The convolution kernel is also called the receptive field (receptive filed)
The sum of the inner product of the convolution kernel and the local image is a pixel of the next layer of image. That pixel only sees part of the previous image.
--------------------------------------------------------------------------------------------------------------------------------
Due to the multiple convolution kernels, the 5 blue neurons in the figure below have the same receptive field, but they have different roles. Because the parameters of the convolution kernel are different
--------------------------------------------------------------------------------------------------------------------------------
The pooling layer is a downsampling process to reduce the size and the number of weight parameters.
pooling does not change image depth
When pooling, the stride of the convolution kernel needs to make the convolution kernel not repeatedly cover the image, that is, downsampling the image division area.
2*2 filter, stride=2, will halve the size, which is very common.
The j convolution kernel weight parameter is a templete (template). The convolution kernel of the initial layer is the template of the edge, and the convolution kernel of the subsequent layer is the template of high-order features.

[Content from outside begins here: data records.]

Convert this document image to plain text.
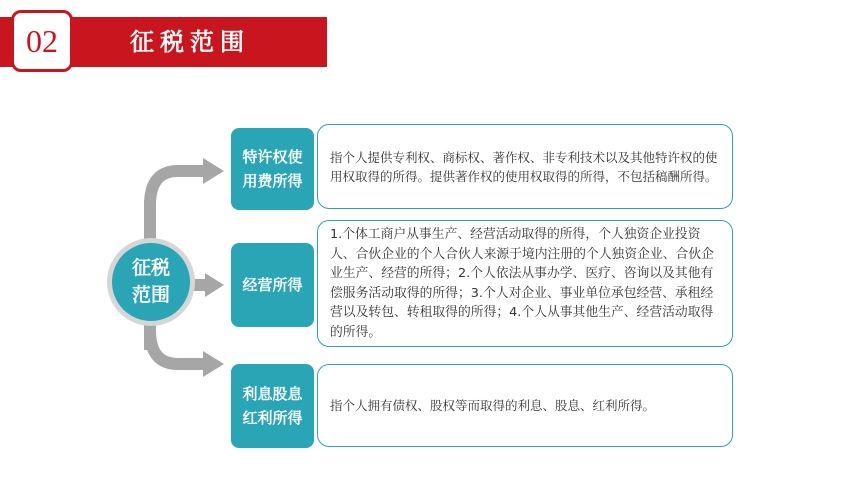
02	征税范围
征税范围
特许权使用费所得
指个人提供专利权、商标权、著作权、非专利技术以及其他特许权的使用权取得的所得。提供著作权的使用权取得的所得，不包括稿酬所得。
经营所得
1.个体工商户从事生产、经营活动取得的所得，个人独资企业投资人、合伙企业的个人合伙人来源于境内注册的个人独资企业、合伙企业生产、经营的所得；2.个人依法从事办学、医疗、咨询以及其他有偿服务活动取得的所得；3.个人对企业、事业单位承包经营、承租经营以及转包、转租取得的所得；4.个人从事其他生产、经营活动取得的所得。
利息股息红利所得
指个人拥有债权、股权等而取得的利息、股息、红利所得。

Each layer utilizes the features extracted by the previous layer.
-----------------------------------------------------------------------------------------------------------------------------------------------------------------------------------------------
https://cs.stanford.edu/people/karpathy/convnetjs/demo/cifar10.html
You can view the results of conv net internal layers and weight visualization
--------------------------------------------------------------------------------------------------------------------------------------------------------------------------------------------------
development trend:
1 Use smaller convolution kernels and deeper networks
2 Do not use pooling and fully connected layers
Because pooling can do it, it can also be done by stride>1 of the convolution kernel.